In the 1870’s and 80’s, collectors were travelling to the West Coast of Canada, in search of First Nations cultural objects
“They were purchasing the material in very large numbers” explains the Royal BC Museum’s Curator of Ethnology, Martha Black.
And they were sending those pieces “back to Europe, to the States…
“Chicago, to Berlin, all of these places have very good collections from British Columbia.” says Black.
One of the most prolific collectors was a Norwegian man, Fillip Jacobson, who had moved to Bella Coola on BC’s central coast.
“He was selling them, or he was working on consignment for museums…” explains Black.
“…tons of artifacts, and amounts of dollar value around $10,000 dollars, which was an amazing amount in the 1880’s.”
Some prominent residents of Victoria became very concerned.
“And they petitioned to have a museum, because the said there’s so much of this ‘indian material’ as they called it then, leaving the province…
” ‘It will never be replaced, it should be here’…and their petition was favoured, and it led to the creation of this museum.”
Named the Provincial Museum of Natural History and Anthropology, one of the first collections to come into the museum was Fillip Jacobsen’s.
“In 1893, the Museum purchased, and it was a very large purchase at the time, about 220 objects from Jacobsen…
“It is one of the great Central Coast collections, from Bella Bella and Bella Coola.”

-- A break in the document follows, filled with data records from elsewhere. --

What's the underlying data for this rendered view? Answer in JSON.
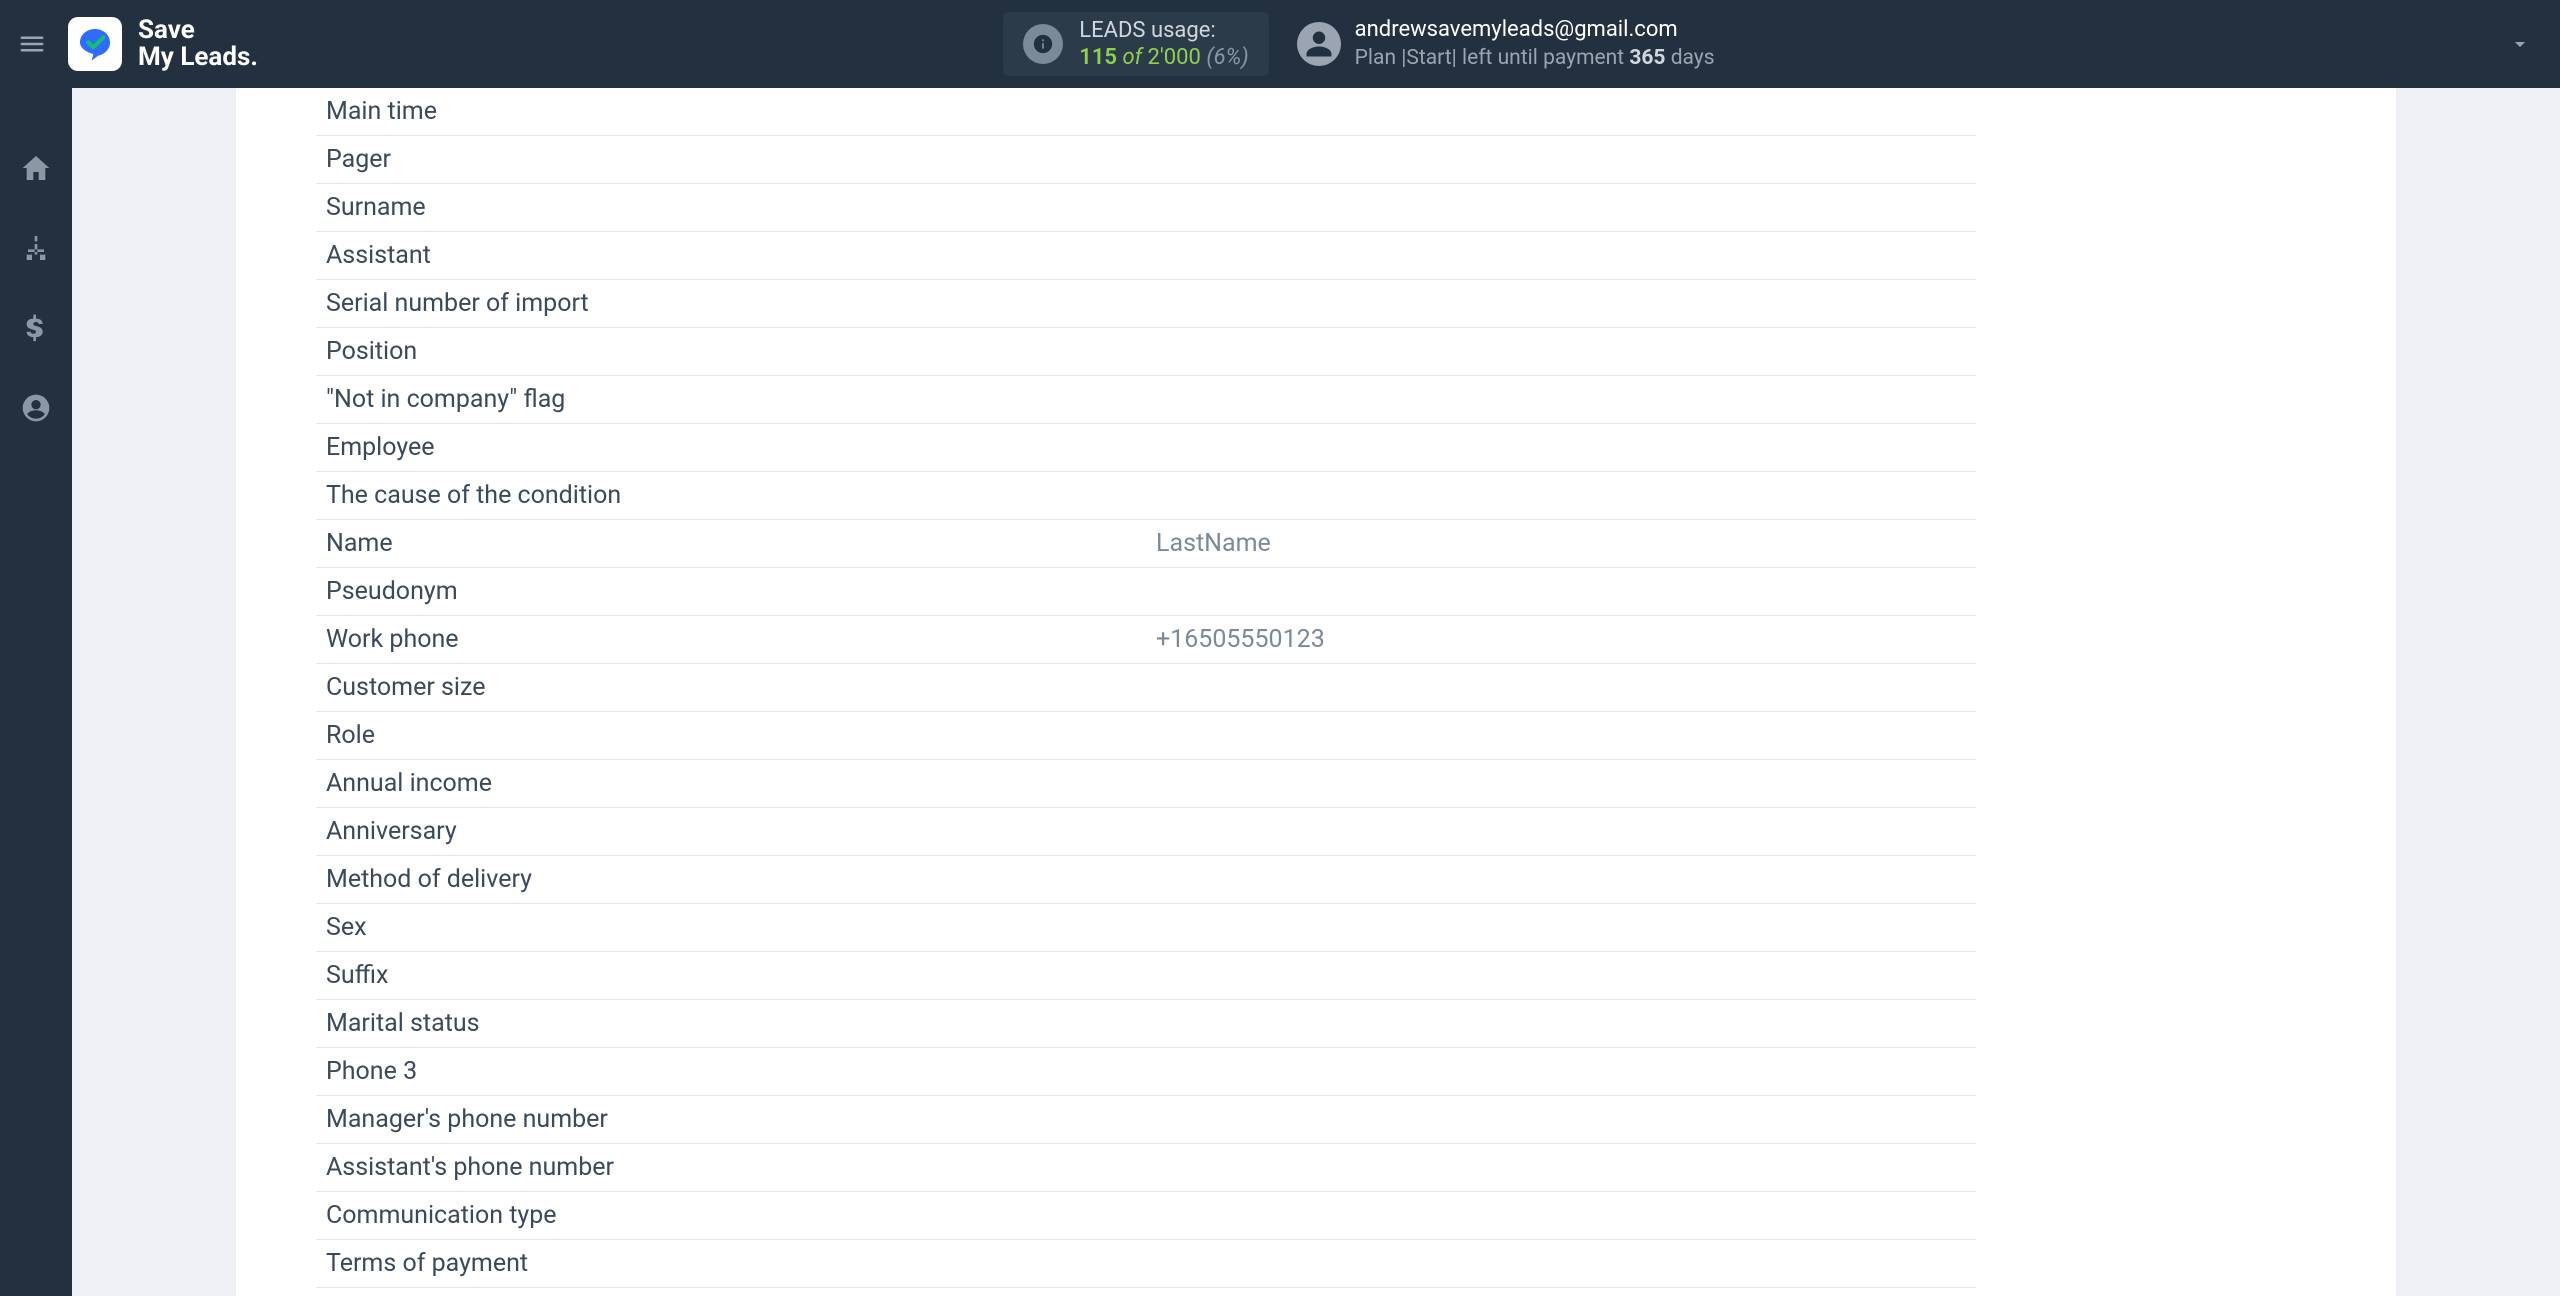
{
  "header": {
    "logo_line1": "Save",
    "logo_line2": "My Leads.",
    "usage_label": "LEADS usage:",
    "usage_current": "115",
    "usage_of": "of",
    "usage_total": "2'000",
    "usage_pct": "(6%)",
    "user_email": "andrewsavemyleads@gmail.com",
    "plan_prefix": "Plan |Start| left until payment",
    "plan_days_number": "365",
    "plan_days_suffix": "days"
  },
  "rows": [
    {
      "label": "Main time",
      "value": ""
    },
    {
      "label": "Pager",
      "value": ""
    },
    {
      "label": "Surname",
      "value": ""
    },
    {
      "label": "Assistant",
      "value": ""
    },
    {
      "label": "Serial number of import",
      "value": ""
    },
    {
      "label": "Position",
      "value": ""
    },
    {
      "label": "\"Not in company\" flag",
      "value": ""
    },
    {
      "label": "Employee",
      "value": ""
    },
    {
      "label": "The cause of the condition",
      "value": ""
    },
    {
      "label": "Name",
      "value": "LastName"
    },
    {
      "label": "Pseudonym",
      "value": ""
    },
    {
      "label": "Work phone",
      "value": "+16505550123"
    },
    {
      "label": "Customer size",
      "value": ""
    },
    {
      "label": "Role",
      "value": ""
    },
    {
      "label": "Annual income",
      "value": ""
    },
    {
      "label": "Anniversary",
      "value": ""
    },
    {
      "label": "Method of delivery",
      "value": ""
    },
    {
      "label": "Sex",
      "value": ""
    },
    {
      "label": "Suffix",
      "value": ""
    },
    {
      "label": "Marital status",
      "value": ""
    },
    {
      "label": "Phone 3",
      "value": ""
    },
    {
      "label": "Manager's phone number",
      "value": ""
    },
    {
      "label": "Assistant's phone number",
      "value": ""
    },
    {
      "label": "Communication type",
      "value": ""
    },
    {
      "label": "Terms of payment",
      "value": ""
    }
  ]
}
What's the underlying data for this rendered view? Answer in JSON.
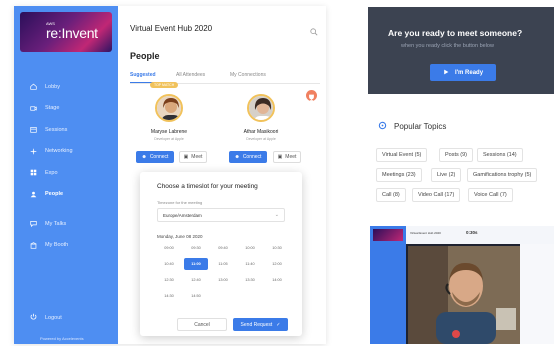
{
  "app": {
    "brand": {
      "aws": "AWS",
      "name": "re:Invent"
    },
    "sidebar": {
      "items": [
        {
          "label": "Lobby",
          "icon": "home-icon",
          "active": false
        },
        {
          "label": "Stage",
          "icon": "video-icon",
          "active": false
        },
        {
          "label": "Sessions",
          "icon": "calendar-icon",
          "active": false
        },
        {
          "label": "Networking",
          "icon": "network-icon",
          "active": false
        },
        {
          "label": "Expo",
          "icon": "grid-icon",
          "active": false
        },
        {
          "label": "People",
          "icon": "people-icon",
          "active": true
        }
      ],
      "items2": [
        {
          "label": "My Talks",
          "icon": "chat-icon"
        },
        {
          "label": "My Booth",
          "icon": "booth-icon"
        }
      ],
      "logout": "Logout",
      "powered": "Powered by Accelevents"
    },
    "header": {
      "title": "Virtual Event Hub 2020",
      "search_icon": "search-icon"
    },
    "people_title": "People",
    "tabs": [
      {
        "label": "Suggested",
        "active": true
      },
      {
        "label": "All Attendees",
        "active": false
      },
      {
        "label": "My Connections",
        "active": false
      }
    ],
    "badge": "TOP MATCH",
    "people": [
      {
        "name": "Maryse Labrene",
        "role": "Developer at Apple"
      },
      {
        "name": "Athar Masikoori",
        "role": "Developer at Apple"
      }
    ],
    "connect_label": "Connect",
    "meet_label": "Meet",
    "popup": {
      "title": "Choose a timeslot for your meeting",
      "tz_label": "Timezone for the meeting",
      "tz_value": "Europe/Amsterdam",
      "date_label": "Monday, June 08 2020",
      "slots": [
        "09:00",
        "09:30",
        "09:40",
        "10:00",
        "10:30",
        "10:40",
        "11:00",
        "11:05",
        "11:40",
        "12:00",
        "12:30",
        "12:40",
        "13:00",
        "13:30",
        "14:00",
        "14:30",
        "14:50"
      ],
      "selected_slot": "11:00",
      "cancel": "Cancel",
      "send": "Send Request"
    }
  },
  "ready_card": {
    "question": "Are you ready to meet someone?",
    "subtitle": "when you ready click the button below",
    "button": "I'm Ready"
  },
  "topics": {
    "title": "Popular Topics",
    "tags": [
      "Virtual Event (5)",
      "Posts (9)",
      "Sessions (14)",
      "Meetings (23)",
      "Live (2)",
      "Gamifications trophy (5)",
      "Call (8)",
      "Video Call (17)",
      "Voice Call (7)"
    ]
  },
  "video": {
    "title": "Virtual Event Hub 2020",
    "timer": "0:30s"
  },
  "colors": {
    "accent": "#3b7be8",
    "sidebar": "#4e8ef2",
    "dark_card": "#3c4351",
    "gold": "#f1c25b"
  }
}
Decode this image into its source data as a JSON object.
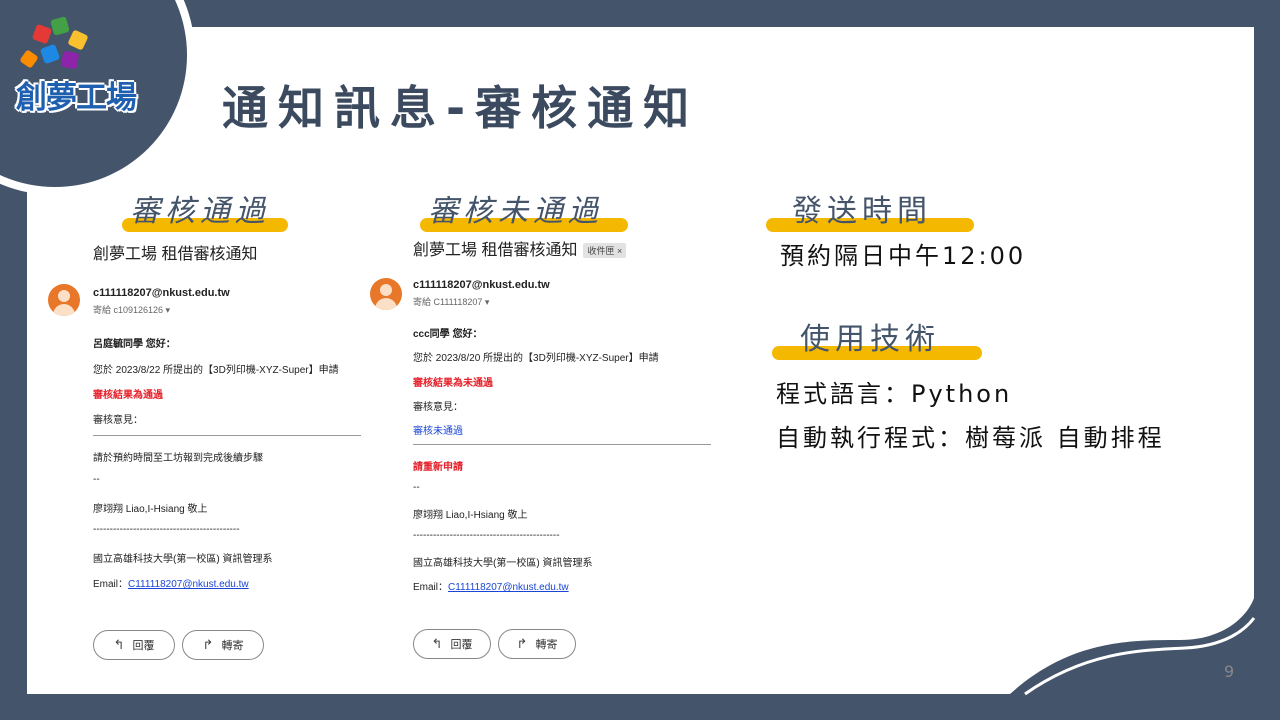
{
  "page_title": "通知訊息-審核通知",
  "logo_text": "創夢工場",
  "sections": {
    "approved": "審核通過",
    "rejected": "審核未通過",
    "send_time": "發送時間",
    "tech": "使用技術"
  },
  "email_approved": {
    "subject": "創夢工場 租借審核通知",
    "sender": "c111118207@nkust.edu.tw",
    "to": "寄給 c109126126 ▾",
    "greeting": "呂庭毓同學 您好：",
    "body1": "您於 2023/8/22 所提出的【3D列印機-XYZ-Super】申請",
    "result": "審核結果為通過",
    "opinion_label": "審核意見：",
    "instruction": "請於預約時間至工坊報到完成後續步驟",
    "sep1": "--",
    "signature": "廖翊翔 Liao,I-Hsiang 敬上",
    "sep2": "--------------------------------------------",
    "org": "國立高雄科技大學(第一校區) 資訊管理系",
    "email_label": "Email：",
    "email_link": "C111118207@nkust.edu.tw",
    "reply": "回覆",
    "forward": "轉寄"
  },
  "email_rejected": {
    "subject": "創夢工場 租借審核通知",
    "inbox_tag": "收件匣 ×",
    "sender": "c111118207@nkust.edu.tw",
    "to": "寄給 C111118207 ▾",
    "greeting": "ccc同學 您好：",
    "body1": "您於 2023/8/20 所提出的【3D列印機-XYZ-Super】申請",
    "result": "審核結果為未通過",
    "opinion_label": "審核意見：",
    "opinion": "審核未通過",
    "reapply": "請重新申請",
    "sep1": "--",
    "signature": "廖翊翔 Liao,I-Hsiang 敬上",
    "sep2": "--------------------------------------------",
    "org": "國立高雄科技大學(第一校區) 資訊管理系",
    "email_label": "Email：",
    "email_link": "C111118207@nkust.edu.tw",
    "reply": "回覆",
    "forward": "轉寄"
  },
  "send_time_value": "預約隔日中午12:00",
  "tech_lang": "程式語言：Python",
  "tech_exec": "自動執行程式：樹莓派 自動排程",
  "page_number": "9",
  "colors": {
    "frame": "#44546a",
    "highlight": "#f5b800",
    "red_text": "#e5202a",
    "link_blue": "#1a45d6",
    "avatar": "#e8772a"
  }
}
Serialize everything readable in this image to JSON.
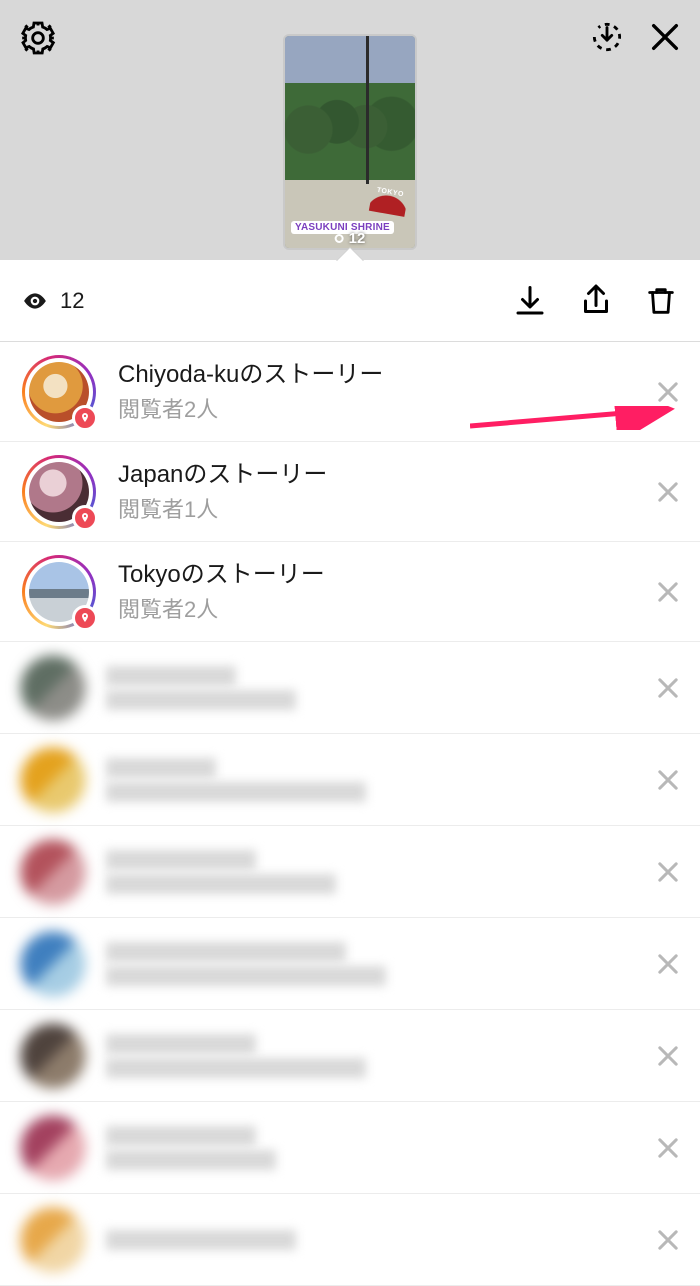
{
  "thumbnail": {
    "location_tag": "YASUKUNI SHRINE",
    "fan_text": "TOKYO",
    "view_count": "12"
  },
  "action_bar": {
    "view_count": "12"
  },
  "stories": [
    {
      "title": "Chiyoda-kuのストーリー",
      "subtitle": "閲覧者2人",
      "avatar_class": "avatar-chiyoda"
    },
    {
      "title": "Japanのストーリー",
      "subtitle": "閲覧者1人",
      "avatar_class": "avatar-japan"
    },
    {
      "title": "Tokyoのストーリー",
      "subtitle": "閲覧者2人",
      "avatar_class": "avatar-tokyo"
    }
  ],
  "blurred_viewers_count": 7
}
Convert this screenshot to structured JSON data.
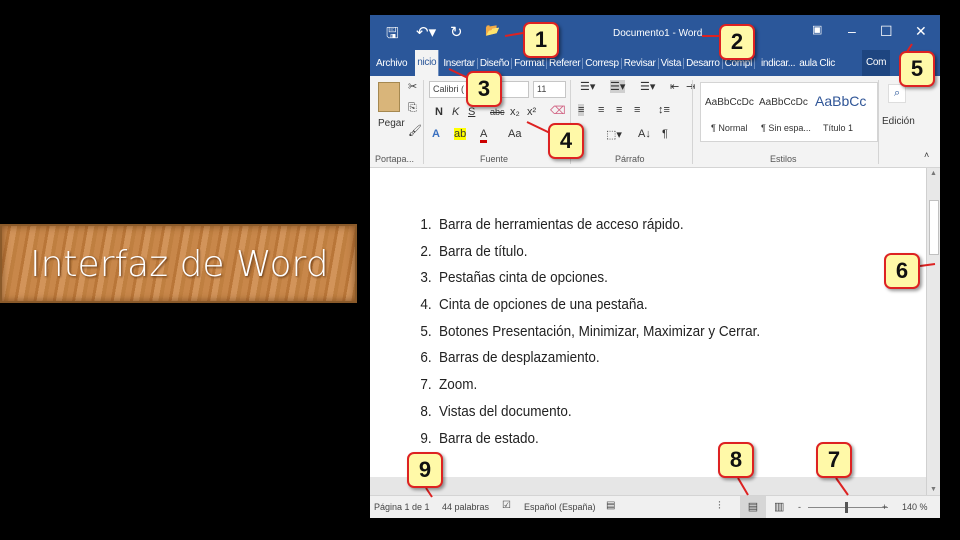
{
  "slide_title": "Interfaz de Word",
  "window": {
    "title": "Documento1 - Word",
    "tabs": [
      "Archivo",
      "nicio",
      "Insertar",
      "Diseño",
      "Format",
      "Referer",
      "Corresp",
      "Revisar",
      "Vista",
      "Desarro",
      "Compl",
      "indicar...",
      "aula Clic",
      "Com"
    ],
    "ribbon": {
      "font_name": "Calibri (",
      "font_size": "11",
      "paste_label": "Pegar",
      "font_buttons": [
        "N",
        "K",
        "S",
        "abc",
        "x₂",
        "x²"
      ],
      "case_btn": "Aa",
      "styles": [
        {
          "preview": "AaBbCcDc",
          "name": "¶ Normal"
        },
        {
          "preview": "AaBbCcDc",
          "name": "¶ Sin espa..."
        },
        {
          "preview": "AaBbCc",
          "name": "Título 1"
        }
      ],
      "edit_label": "Edición",
      "groups": [
        "Portapa...",
        "Fuente",
        "Párrafo",
        "Estilos"
      ]
    },
    "list": [
      "Barra de herramientas de acceso rápido.",
      "Barra de título.",
      "Pestañas cinta de opciones.",
      "Cinta de opciones de una pestaña.",
      "Botones  Presentación, Minimizar, Maximizar y Cerrar.",
      "Barras de desplazamiento.",
      "Zoom.",
      "Vistas del documento.",
      "Barra de estado."
    ],
    "status": {
      "page": "Página 1 de 1",
      "words": "44 palabras",
      "language": "Español (España)",
      "zoom": "140 %"
    }
  },
  "callouts": [
    "1",
    "2",
    "3",
    "4",
    "5",
    "6",
    "7",
    "8",
    "9"
  ],
  "colors": {
    "title_bar": "#2b579a",
    "callout_fill": "#fff9a8",
    "callout_border": "#dd2222"
  }
}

But, explains Black, “we don’t know much else about it, and that’s one of the ironies, again, of Philip Jacobsen.”
Because although he lived in Bella Coola, the documentation on each piece from his huge collection was usually just a few words.
“The intangible part of the tangible objects, that are so important to us…that’s the kind of information that we would like today…”
You can see some of the pieces in the First People’s Gallery at the Royal BC Museum.